In patients’ stage T1N0M0, local excision is followed by a high local control rate, only one of ten such patients had local recurrence in the present report. This means that the present Nordic recommendations for treating T1N0M0 anal carcinoma are probably adequate.

Patients treated for palliation represented different TNM stages. This probably reflects that the choice of treatment intention was based on co-morbidity as well as extent of disease.

Although late side effects were present in a significant proportion of patients treated by chemoradiotherapy, these seemed to be low in intensity and frequency. Hence, the negative effect for each patient is probably small compared to having a permanent stoma following APR. Two previous reports discuss the quality of life in anal carcinoma survivors after chemoradiation Citation[13], Citation[14]. These reports have applied different tools for measurement of quality of life, and are difficult to compare. The present report has no quality of life measurements included. However, almost all patients in this study have chosen not to accept colostomy due to side effects, indicating that their side effects with respect to anal function were acceptable.

By using a “wait and see” approach at the end of the treatment, even if a palpable residual mass was present, most patients in this report achieved complete response. One topic discussed amongst clinicians and in the literature Citation[22] is the treatment strategy for palpable tumour at the end of combined therapy. Some will go for early salvage surgery. In this series, a “wait and see” approach was used, and most patients avoided local recurrence. This indicates that a surgical intervention immediately after chemoradiotherapy can result in unnecessary surgery, leaving too many patients with a colostomy. This “wait and see” approach must however be performed with caution, realising that overall survival after local recurrence is poor and that degree of tumour regression has demonstrated prognostic value in a previous report Citation[22].

In conclusion, the present report support that the shift of treatment strategy for anal carcinoma during the 1980s has improved survival and local recurrence rates. At the same time, side effects from chemoradiation seem moderate.

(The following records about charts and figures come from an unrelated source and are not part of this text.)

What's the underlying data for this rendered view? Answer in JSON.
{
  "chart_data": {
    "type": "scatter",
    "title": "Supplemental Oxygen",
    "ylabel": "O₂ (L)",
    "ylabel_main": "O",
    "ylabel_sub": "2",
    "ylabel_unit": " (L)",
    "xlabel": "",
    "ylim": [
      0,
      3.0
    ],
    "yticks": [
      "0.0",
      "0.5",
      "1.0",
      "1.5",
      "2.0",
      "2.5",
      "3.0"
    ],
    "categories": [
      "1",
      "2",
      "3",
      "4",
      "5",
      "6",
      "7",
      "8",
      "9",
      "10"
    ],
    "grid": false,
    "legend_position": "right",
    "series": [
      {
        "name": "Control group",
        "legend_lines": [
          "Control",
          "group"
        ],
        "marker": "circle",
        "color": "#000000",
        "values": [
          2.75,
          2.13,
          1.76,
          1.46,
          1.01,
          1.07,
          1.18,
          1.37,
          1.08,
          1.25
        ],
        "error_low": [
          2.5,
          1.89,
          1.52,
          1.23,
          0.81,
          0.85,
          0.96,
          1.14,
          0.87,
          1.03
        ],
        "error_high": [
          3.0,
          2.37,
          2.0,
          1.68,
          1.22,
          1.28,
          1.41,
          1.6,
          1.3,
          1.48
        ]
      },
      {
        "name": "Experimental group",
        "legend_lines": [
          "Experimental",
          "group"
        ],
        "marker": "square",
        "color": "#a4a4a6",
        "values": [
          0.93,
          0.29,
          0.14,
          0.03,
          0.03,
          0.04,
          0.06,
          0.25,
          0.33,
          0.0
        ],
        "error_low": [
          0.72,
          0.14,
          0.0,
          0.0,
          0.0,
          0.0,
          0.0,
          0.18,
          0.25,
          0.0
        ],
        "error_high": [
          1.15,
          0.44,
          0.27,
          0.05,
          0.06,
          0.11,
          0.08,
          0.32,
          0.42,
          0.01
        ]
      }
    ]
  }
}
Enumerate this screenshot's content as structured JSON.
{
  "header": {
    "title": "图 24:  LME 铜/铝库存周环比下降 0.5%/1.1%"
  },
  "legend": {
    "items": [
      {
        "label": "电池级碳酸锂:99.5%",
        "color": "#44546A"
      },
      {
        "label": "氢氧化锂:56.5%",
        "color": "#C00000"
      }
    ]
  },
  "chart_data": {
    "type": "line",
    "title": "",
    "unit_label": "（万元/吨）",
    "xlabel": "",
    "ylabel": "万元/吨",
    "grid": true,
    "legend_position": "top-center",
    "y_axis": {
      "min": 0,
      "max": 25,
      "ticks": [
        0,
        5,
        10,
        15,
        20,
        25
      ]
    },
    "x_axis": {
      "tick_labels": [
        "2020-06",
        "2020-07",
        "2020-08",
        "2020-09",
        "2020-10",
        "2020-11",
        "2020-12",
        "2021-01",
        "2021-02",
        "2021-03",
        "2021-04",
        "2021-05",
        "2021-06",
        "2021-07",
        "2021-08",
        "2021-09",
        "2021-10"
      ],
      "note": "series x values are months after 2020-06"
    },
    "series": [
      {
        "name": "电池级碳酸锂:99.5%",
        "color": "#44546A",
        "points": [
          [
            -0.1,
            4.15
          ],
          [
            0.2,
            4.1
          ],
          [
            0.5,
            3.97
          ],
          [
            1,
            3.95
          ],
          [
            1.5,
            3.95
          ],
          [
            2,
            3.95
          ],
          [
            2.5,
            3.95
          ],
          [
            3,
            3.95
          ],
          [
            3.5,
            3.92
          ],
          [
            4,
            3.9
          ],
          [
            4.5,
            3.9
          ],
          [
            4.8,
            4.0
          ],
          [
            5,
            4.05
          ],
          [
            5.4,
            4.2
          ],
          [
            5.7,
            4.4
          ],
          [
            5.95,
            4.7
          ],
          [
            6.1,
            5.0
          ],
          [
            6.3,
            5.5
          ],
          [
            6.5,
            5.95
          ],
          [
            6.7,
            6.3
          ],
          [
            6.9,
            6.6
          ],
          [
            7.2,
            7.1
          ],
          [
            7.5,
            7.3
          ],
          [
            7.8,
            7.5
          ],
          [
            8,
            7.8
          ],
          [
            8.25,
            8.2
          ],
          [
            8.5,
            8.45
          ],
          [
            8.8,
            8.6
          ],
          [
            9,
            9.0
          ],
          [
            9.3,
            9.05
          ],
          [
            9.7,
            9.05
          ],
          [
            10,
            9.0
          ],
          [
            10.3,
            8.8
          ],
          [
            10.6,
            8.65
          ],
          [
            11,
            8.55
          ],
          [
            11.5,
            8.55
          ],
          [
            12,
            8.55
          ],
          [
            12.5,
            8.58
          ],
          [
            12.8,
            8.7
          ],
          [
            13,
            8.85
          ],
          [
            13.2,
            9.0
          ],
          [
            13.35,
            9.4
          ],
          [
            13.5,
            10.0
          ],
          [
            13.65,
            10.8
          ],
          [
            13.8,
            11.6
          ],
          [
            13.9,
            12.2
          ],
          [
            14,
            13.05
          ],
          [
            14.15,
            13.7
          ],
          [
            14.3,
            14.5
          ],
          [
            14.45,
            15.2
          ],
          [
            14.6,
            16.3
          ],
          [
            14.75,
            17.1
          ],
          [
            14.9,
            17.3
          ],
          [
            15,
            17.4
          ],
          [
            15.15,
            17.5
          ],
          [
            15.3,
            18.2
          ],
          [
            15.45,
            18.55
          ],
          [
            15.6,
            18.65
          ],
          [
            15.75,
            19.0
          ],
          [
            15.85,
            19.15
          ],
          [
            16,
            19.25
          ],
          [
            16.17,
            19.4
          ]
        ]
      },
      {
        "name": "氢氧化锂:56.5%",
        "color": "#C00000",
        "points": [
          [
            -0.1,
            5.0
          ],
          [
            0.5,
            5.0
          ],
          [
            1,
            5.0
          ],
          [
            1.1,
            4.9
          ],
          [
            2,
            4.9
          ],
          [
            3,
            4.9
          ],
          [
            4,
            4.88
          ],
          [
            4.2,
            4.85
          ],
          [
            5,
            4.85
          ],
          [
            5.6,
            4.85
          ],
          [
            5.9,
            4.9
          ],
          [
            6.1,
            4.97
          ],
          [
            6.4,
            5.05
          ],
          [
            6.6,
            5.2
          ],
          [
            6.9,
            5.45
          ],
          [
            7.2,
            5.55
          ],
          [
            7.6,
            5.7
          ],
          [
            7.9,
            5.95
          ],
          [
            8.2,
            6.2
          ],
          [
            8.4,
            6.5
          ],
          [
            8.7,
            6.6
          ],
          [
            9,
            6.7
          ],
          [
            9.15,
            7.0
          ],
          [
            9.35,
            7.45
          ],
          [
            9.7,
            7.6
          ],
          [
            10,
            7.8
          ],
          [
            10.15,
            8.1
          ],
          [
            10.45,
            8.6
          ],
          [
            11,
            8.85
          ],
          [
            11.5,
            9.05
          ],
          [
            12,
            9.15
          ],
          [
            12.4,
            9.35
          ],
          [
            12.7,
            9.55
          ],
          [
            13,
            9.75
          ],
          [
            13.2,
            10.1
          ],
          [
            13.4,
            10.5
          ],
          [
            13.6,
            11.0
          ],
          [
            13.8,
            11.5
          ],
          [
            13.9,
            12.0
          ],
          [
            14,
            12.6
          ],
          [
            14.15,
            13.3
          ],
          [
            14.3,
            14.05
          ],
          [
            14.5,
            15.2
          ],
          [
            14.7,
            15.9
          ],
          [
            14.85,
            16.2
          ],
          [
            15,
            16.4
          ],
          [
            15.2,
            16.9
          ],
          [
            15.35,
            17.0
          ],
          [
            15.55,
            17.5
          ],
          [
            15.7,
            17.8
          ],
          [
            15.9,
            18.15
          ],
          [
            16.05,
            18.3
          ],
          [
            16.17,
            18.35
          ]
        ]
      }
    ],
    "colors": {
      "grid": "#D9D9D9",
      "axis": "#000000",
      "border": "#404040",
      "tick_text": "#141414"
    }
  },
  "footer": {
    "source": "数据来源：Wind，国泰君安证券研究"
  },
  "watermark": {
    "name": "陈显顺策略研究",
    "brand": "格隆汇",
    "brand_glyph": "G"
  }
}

Finally, stage of disease and patient's age seem to be negative prognostic factors for survival.

Acknowledgements

The authors would like to thank The Cancer Registry of Norway, Namsos Hospital, Levanger Hospital, Orkdal Hospital, Kristiansund Hospital, Molde Hospital, Ålesund Hospital and Volda Hospital for their co-operation in providing clinical data for this study. The study has been supported by a grant from The Norwegian Cancer Society.